The Death of Bees
by Lisa O'Donnell
2012 Harper
Rating 5/5
"Today is Christmas Eve.
Today is my birthday. Today I am fifteen. Today I buried my parents in
the backyard. Neither of them were beloved."
This is the way "The Death of Bees" starts, and Lisa O'Donnell manages to carry on that intensity to the very last page. Marnie and her 11 year old sister Nelly are on their own after hiding their parent's bodies after their mysterious deaths. Set in a dark, dirty, and almost always wet part of Glasgow, this story is told in the alternating voices of Marnie, Nelly, and Lennie, the lonely old gay man who lives next door. The sisters hide the bodies to avoid being taken away and separated by the welfare system. Their parents were drug addicts that did not provide for them and often left them alone for days at a time. Both girls are very bright - Marnie gets straight As and Nelly is a prodigy on the violin, but both are damaged. Marnie drinks vodka, sells drug, and has sex with an older man. Nelly wakes up screaming and has no friends at school. But they work hard to protect each other.

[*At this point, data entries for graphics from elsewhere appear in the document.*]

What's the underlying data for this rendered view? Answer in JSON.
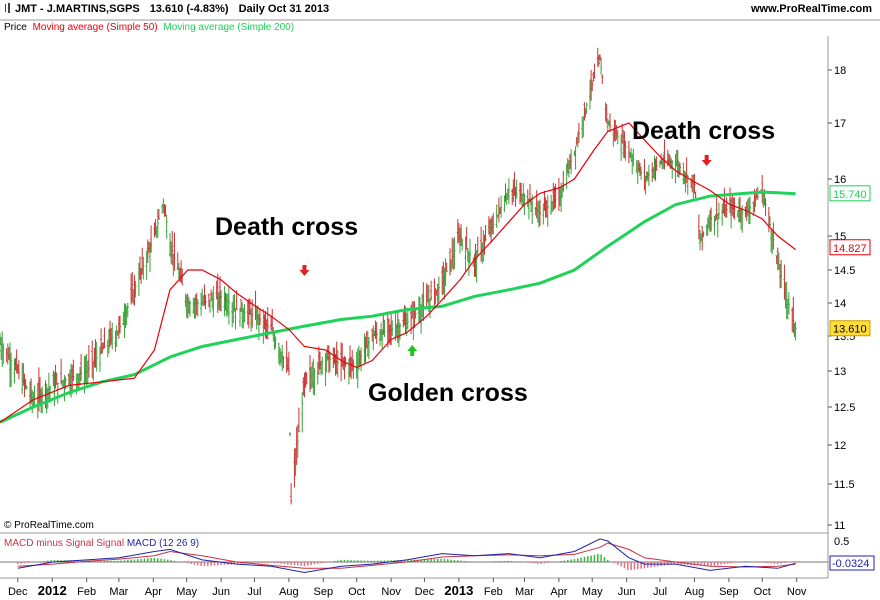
{
  "header": {
    "symbol": "JMT - J.MARTINS,SGPS",
    "quote": "13.610 (-4.83%)",
    "period": "Daily  Oct 31 2013",
    "site": "www.ProRealTime.com"
  },
  "legend": {
    "price": "Price",
    "ma50": "Moving average (Simple 50)",
    "ma200": "Moving average (Simple 200)"
  },
  "copyright": "© ProRealTime.com",
  "macd_legend": {
    "hist": "MACD minus Signal Signal",
    "macd": "MACD (12 26 9)"
  },
  "annotations": {
    "death1": "Death cross",
    "golden": "Golden cross",
    "death2": "Death cross"
  },
  "colors": {
    "ma50": "#e8000b",
    "ma200": "#1fd25a",
    "candle": "#c83232",
    "candle_up": "#3aa03a",
    "last_price_box": "#ffdd33",
    "ma200_label": "#1fd25a",
    "ma50_label": "#e8000b",
    "macd_line": "#2222aa",
    "signal_line": "#cc3344",
    "hist": "#33bb33"
  },
  "chart_data": [
    {
      "type": "line",
      "title": "JMT - J.MARTINS,SGPS",
      "x_ticks": [
        "Dec",
        "2012",
        "Feb",
        "Mar",
        "Apr",
        "May",
        "Jun",
        "Jul",
        "Aug",
        "Sep",
        "Oct",
        "Nov",
        "Dec",
        "2013",
        "Feb",
        "Mar",
        "Apr",
        "May",
        "Jun",
        "Jul",
        "Aug",
        "Sep",
        "Oct",
        "Nov"
      ],
      "y_ticks": [
        11,
        11.5,
        12,
        12.5,
        13,
        13.5,
        14,
        14.5,
        15,
        16,
        17,
        18
      ],
      "ylim": [
        11,
        18.6
      ],
      "series": [
        {
          "name": "Price",
          "x": [
            "2011-11-15",
            "2011-12-01",
            "2011-12-15",
            "2012-01-02",
            "2012-01-16",
            "2012-02-01",
            "2012-02-15",
            "2012-03-01",
            "2012-03-15",
            "2012-04-02",
            "2012-04-10",
            "2012-04-16",
            "2012-05-02",
            "2012-05-15",
            "2012-06-01",
            "2012-06-15",
            "2012-07-02",
            "2012-07-16",
            "2012-08-01",
            "2012-08-03",
            "2012-08-15",
            "2012-09-03",
            "2012-09-17",
            "2012-10-01",
            "2012-10-15",
            "2012-11-01",
            "2012-11-15",
            "2012-12-03",
            "2012-12-17",
            "2013-01-02",
            "2013-01-15",
            "2013-02-01",
            "2013-02-15",
            "2013-03-01",
            "2013-03-15",
            "2013-04-02",
            "2013-04-15",
            "2013-05-02",
            "2013-05-08",
            "2013-05-15",
            "2013-06-03",
            "2013-06-17",
            "2013-07-01",
            "2013-07-15",
            "2013-08-01",
            "2013-08-06",
            "2013-08-15",
            "2013-09-02",
            "2013-09-16",
            "2013-10-01",
            "2013-10-15",
            "2013-10-31"
          ],
          "values": [
            13.4,
            13.0,
            12.6,
            12.8,
            12.9,
            13.0,
            13.3,
            13.6,
            14.2,
            15.0,
            15.6,
            14.9,
            14.0,
            14.0,
            14.1,
            13.9,
            13.8,
            13.6,
            13.0,
            11.3,
            12.8,
            13.2,
            13.1,
            13.1,
            13.5,
            13.6,
            13.7,
            14.0,
            14.3,
            15.0,
            14.6,
            15.2,
            15.8,
            15.7,
            15.4,
            15.7,
            16.5,
            17.8,
            18.2,
            17.0,
            16.5,
            16.0,
            16.3,
            16.3,
            15.9,
            14.9,
            15.3,
            15.5,
            15.4,
            15.8,
            14.6,
            13.61
          ]
        },
        {
          "name": "Moving average (Simple 50)",
          "x": [
            "2011-11-15",
            "2011-12-15",
            "2012-01-16",
            "2012-02-15",
            "2012-03-15",
            "2012-04-02",
            "2012-04-16",
            "2012-05-02",
            "2012-05-15",
            "2012-06-01",
            "2012-06-15",
            "2012-07-02",
            "2012-07-16",
            "2012-08-01",
            "2012-08-15",
            "2012-09-03",
            "2012-09-17",
            "2012-10-01",
            "2012-10-15",
            "2012-11-01",
            "2012-11-15",
            "2012-12-03",
            "2012-12-17",
            "2013-01-02",
            "2013-01-15",
            "2013-02-01",
            "2013-02-15",
            "2013-03-01",
            "2013-03-15",
            "2013-04-02",
            "2013-04-15",
            "2013-05-02",
            "2013-05-15",
            "2013-06-03",
            "2013-06-17",
            "2013-07-01",
            "2013-07-15",
            "2013-08-01",
            "2013-08-15",
            "2013-09-02",
            "2013-09-16",
            "2013-10-01",
            "2013-10-15",
            "2013-10-31"
          ],
          "values": [
            12.3,
            12.6,
            12.8,
            12.85,
            12.9,
            13.3,
            14.2,
            14.5,
            14.5,
            14.35,
            14.15,
            13.95,
            13.8,
            13.6,
            13.35,
            13.3,
            13.15,
            13.05,
            13.15,
            13.45,
            13.55,
            13.8,
            14.05,
            14.35,
            14.65,
            14.95,
            15.25,
            15.55,
            15.75,
            15.85,
            16.0,
            16.5,
            16.85,
            17.0,
            16.7,
            16.4,
            16.15,
            15.95,
            15.8,
            15.55,
            15.45,
            15.3,
            15.0,
            14.8
          ]
        },
        {
          "name": "Moving average (Simple 200)",
          "x": [
            "2011-11-15",
            "2011-12-15",
            "2012-01-16",
            "2012-02-15",
            "2012-03-15",
            "2012-04-16",
            "2012-05-15",
            "2012-06-15",
            "2012-07-16",
            "2012-08-15",
            "2012-09-17",
            "2012-10-15",
            "2012-11-15",
            "2012-12-17",
            "2013-01-15",
            "2013-02-15",
            "2013-03-15",
            "2013-04-15",
            "2013-05-15",
            "2013-06-17",
            "2013-07-15",
            "2013-08-15",
            "2013-09-16",
            "2013-10-01",
            "2013-10-15",
            "2013-10-31"
          ],
          "values": [
            12.3,
            12.5,
            12.7,
            12.85,
            12.95,
            13.2,
            13.35,
            13.45,
            13.55,
            13.65,
            13.75,
            13.8,
            13.9,
            13.95,
            14.1,
            14.2,
            14.3,
            14.5,
            14.85,
            15.25,
            15.55,
            15.7,
            15.75,
            15.77,
            15.76,
            15.74
          ]
        }
      ],
      "price_labels": [
        {
          "value": 15.74,
          "label": "15.740"
        },
        {
          "value": 14.827,
          "label": "14.827"
        },
        {
          "value": 13.61,
          "label": "13.610"
        }
      ],
      "markers": [
        {
          "x": "2012-08-15",
          "direction": "down",
          "label": "Death cross"
        },
        {
          "x": "2012-11-20",
          "direction": "up",
          "label": "Golden cross"
        },
        {
          "x": "2013-08-12",
          "direction": "down",
          "label": "Death cross"
        }
      ]
    },
    {
      "type": "line",
      "title": "MACD (12 26 9)",
      "y_ticks": [
        0.5,
        0
      ],
      "ylim": [
        -0.5,
        0.7
      ],
      "last_value_label": "-0.0324",
      "series": [
        {
          "name": "MACD (12 26 9)",
          "x": [
            "2011-12-01",
            "2012-01-02",
            "2012-02-01",
            "2012-03-01",
            "2012-04-02",
            "2012-04-16",
            "2012-05-15",
            "2012-06-15",
            "2012-07-16",
            "2012-08-15",
            "2012-09-17",
            "2012-10-15",
            "2012-11-15",
            "2012-12-17",
            "2013-01-15",
            "2013-02-15",
            "2013-03-15",
            "2013-04-15",
            "2013-05-08",
            "2013-05-15",
            "2013-06-03",
            "2013-06-17",
            "2013-07-15",
            "2013-08-15",
            "2013-09-16",
            "2013-10-15",
            "2013-10-31"
          ],
          "values": [
            -0.15,
            0.0,
            0.05,
            0.1,
            0.25,
            0.3,
            0.05,
            -0.05,
            -0.1,
            -0.25,
            -0.1,
            -0.05,
            0.05,
            0.2,
            0.15,
            0.2,
            0.1,
            0.25,
            0.55,
            0.5,
            0.1,
            -0.05,
            -0.05,
            -0.2,
            -0.1,
            -0.15,
            -0.03
          ]
        },
        {
          "name": "Signal",
          "x": [
            "2011-12-01",
            "2012-01-02",
            "2012-02-01",
            "2012-03-01",
            "2012-04-02",
            "2012-04-16",
            "2012-05-15",
            "2012-06-15",
            "2012-07-16",
            "2012-08-15",
            "2012-09-17",
            "2012-10-15",
            "2012-11-15",
            "2012-12-17",
            "2013-01-15",
            "2013-02-15",
            "2013-03-15",
            "2013-04-15",
            "2013-05-08",
            "2013-05-15",
            "2013-06-03",
            "2013-06-17",
            "2013-07-15",
            "2013-08-15",
            "2013-09-16",
            "2013-10-15",
            "2013-10-31"
          ],
          "values": [
            -0.1,
            -0.05,
            0.02,
            0.07,
            0.15,
            0.25,
            0.15,
            0.0,
            -0.08,
            -0.15,
            -0.15,
            -0.08,
            0.0,
            0.12,
            0.15,
            0.17,
            0.15,
            0.18,
            0.35,
            0.45,
            0.3,
            0.1,
            0.0,
            -0.1,
            -0.12,
            -0.1,
            -0.05
          ]
        }
      ]
    }
  ]
}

Lennie notices that the parents aren't around anymore and thinks that the sisters have been abandoned. He tries to offer them help and they form a very strange family unit. This book is very dark and sometimes hard to read, but I cared so much for these characters. "The Death of Bees" is definitely my first Best of 2013 book and I can't wait to see what Lisa O'Donnell does next.